Really basic sailing vocabulary

Photo by Malnino

Although I’m the one that knows how to sail in our household, I’m not a stickler for nautical vocabulary. I’ve been known to say “grab that thingamajib” more than once.

However, things go smoother if everyone has some basic words for the things around them when chartering. Here’s the list I’d start with:

  • Boat parts.
    • Main sail. The sail that is on the mast. Not always the bigger sail.
    • Jib. The sail at the fore of the boat.
    • Mainsheet. Sheets are lines/ropes that control sails. The mainsheet controls the mainsail.
    • Jibsheets. The jibsheets control the jib. One on each side.
    • Fore stay. Connects the top of the jib to the bow of the boat.
    • Dinghy (I’ve never had anyone have trouble with this one!)
    • Fenders. But you shouldn’t give people too hard a time if they call them bumpers.
    • Lines. Any rope with a purpose.
    • Boom, horizontal pole that holds out the bottom of the mainsail
    • Galley. The kitchen. And how everything should be put away. (On a recent trip to Lake Powell we had everything go flying off the counter – including 6 bottles of alcohol.
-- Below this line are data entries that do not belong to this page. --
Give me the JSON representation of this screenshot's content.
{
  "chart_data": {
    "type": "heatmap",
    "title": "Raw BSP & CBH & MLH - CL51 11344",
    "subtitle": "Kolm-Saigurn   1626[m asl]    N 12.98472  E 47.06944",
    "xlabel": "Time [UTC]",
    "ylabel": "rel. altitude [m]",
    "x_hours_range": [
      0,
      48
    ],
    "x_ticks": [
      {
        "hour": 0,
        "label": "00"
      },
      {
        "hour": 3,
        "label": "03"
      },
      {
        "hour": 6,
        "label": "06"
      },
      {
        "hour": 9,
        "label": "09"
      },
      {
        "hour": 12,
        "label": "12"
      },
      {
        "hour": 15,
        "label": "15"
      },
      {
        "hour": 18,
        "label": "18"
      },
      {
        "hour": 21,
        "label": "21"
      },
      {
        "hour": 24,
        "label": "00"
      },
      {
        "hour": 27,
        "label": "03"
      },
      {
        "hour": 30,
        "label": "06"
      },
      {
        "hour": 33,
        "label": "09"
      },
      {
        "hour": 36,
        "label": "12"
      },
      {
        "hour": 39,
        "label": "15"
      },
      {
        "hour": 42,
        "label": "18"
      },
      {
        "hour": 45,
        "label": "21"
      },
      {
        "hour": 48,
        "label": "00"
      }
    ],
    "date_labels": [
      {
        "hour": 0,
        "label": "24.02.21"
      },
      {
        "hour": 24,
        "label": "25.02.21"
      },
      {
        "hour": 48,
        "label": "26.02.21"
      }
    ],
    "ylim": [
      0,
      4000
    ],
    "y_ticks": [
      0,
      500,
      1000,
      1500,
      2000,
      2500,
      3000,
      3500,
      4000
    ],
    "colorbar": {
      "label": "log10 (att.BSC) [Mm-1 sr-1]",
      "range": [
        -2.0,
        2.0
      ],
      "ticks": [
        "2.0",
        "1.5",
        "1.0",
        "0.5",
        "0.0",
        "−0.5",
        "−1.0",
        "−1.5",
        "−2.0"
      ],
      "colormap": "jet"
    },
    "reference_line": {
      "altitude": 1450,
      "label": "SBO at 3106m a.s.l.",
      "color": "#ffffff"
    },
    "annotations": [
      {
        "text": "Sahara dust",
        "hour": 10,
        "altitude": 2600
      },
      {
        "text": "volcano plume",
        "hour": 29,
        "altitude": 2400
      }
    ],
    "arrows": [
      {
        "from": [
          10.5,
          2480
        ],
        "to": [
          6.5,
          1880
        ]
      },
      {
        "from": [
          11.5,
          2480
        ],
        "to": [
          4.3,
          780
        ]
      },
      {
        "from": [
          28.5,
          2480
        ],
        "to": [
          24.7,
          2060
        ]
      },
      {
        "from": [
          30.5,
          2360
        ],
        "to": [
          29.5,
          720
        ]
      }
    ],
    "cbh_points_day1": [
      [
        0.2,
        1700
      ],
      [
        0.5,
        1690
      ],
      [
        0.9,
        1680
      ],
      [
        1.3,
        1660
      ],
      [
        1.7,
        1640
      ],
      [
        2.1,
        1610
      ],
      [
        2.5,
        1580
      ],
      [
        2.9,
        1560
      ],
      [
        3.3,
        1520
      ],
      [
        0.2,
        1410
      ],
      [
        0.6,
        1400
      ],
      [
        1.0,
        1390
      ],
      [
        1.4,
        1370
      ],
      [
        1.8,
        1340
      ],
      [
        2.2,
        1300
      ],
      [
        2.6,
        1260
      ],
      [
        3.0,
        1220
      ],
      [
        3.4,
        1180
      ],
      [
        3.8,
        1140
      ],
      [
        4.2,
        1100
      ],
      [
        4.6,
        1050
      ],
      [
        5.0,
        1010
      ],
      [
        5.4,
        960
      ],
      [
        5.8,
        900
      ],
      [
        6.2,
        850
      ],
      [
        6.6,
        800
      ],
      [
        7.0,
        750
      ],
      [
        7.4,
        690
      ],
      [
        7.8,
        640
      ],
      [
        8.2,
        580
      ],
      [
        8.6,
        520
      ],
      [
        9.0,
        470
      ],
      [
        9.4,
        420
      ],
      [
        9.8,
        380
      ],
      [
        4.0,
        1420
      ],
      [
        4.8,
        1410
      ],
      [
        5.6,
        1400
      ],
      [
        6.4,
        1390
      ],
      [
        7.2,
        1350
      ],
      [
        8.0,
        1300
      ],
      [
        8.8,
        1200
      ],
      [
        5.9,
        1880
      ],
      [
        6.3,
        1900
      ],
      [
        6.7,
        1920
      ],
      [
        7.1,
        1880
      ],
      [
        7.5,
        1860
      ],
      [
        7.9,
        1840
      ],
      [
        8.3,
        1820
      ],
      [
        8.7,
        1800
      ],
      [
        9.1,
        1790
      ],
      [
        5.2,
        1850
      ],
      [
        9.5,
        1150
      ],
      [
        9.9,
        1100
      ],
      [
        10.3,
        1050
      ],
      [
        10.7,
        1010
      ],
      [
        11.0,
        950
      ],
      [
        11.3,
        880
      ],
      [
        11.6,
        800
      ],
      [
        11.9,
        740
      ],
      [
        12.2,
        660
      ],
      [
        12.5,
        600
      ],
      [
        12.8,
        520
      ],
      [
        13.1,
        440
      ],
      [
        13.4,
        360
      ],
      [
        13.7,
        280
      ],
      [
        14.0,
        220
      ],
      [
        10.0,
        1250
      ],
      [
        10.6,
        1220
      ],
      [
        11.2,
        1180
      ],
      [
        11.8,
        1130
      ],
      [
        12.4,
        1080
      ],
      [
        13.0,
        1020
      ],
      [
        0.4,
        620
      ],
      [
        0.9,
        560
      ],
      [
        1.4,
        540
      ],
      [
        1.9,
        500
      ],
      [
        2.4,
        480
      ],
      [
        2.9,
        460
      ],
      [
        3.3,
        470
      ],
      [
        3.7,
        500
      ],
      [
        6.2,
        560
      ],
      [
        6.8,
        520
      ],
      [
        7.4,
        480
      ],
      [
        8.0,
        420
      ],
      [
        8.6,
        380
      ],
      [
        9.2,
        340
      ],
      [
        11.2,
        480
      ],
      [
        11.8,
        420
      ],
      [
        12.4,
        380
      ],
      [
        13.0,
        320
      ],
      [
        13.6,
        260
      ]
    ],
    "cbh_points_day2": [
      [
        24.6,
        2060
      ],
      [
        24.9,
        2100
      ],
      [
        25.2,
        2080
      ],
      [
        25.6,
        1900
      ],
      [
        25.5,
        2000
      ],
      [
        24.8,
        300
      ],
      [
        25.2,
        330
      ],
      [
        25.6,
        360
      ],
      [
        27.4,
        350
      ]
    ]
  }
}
Luckily for us, none of them broke. But they should have been stored.)
    • Mast. That big pole sticking up in the middle of the boat.
    • Painter. The dinghy line. Always watch it when using your engines in reverse!
    • Block. A pulley.
    • Buoy. A float that either marks something. The various types are often distinguished by color.
    • Cleat. And how to attach a line to it.
    • Head. The bathroom. And how to flush it properly every single time!
  • Sailing directions.
    • Aft/bow/stern, port/starboard. There’s a reason people don’t use right and left on a boat (it gets very confusing) and so it helps to have everyone know what you are talking about.
    • Trim. Adjust the sails.
    • Leeward/windward.
    • Apparent wind. The wind as it feels to the crew, includes the movement of the boat. As opposed to true wind.
    • Luff. Sails flapping because you’re too close to the wind. (Also a part of the sail.)
    • Bear away. Turn away from the wind
    • Come about. Turn through the wind.
    • Ready about. Prepare to come about (to change directions), watch your head!
    • Reef. Take down some sail. Make your sail smaller.
    • Tacking. Sailing upwind, by sailing as close to the wind as possible on alternate sides, zigzagging.
    • In irons. Stuck pointing straight into the wind. And what to do and what to (not) worry about.
    • Jibing. The opposite of tacking, turning through the wind but with your stern to the wind.

And of course, don’t forget the man overboard procedure! If someone goes over board (intentionally or not) while the boat is moving, yell “man overboard”, keep your eye on them at all times and point to them.

If you have someone that really wants to learn, I’d also teach them some knots.

What do you cover with your non-sailing crew before and during a charter?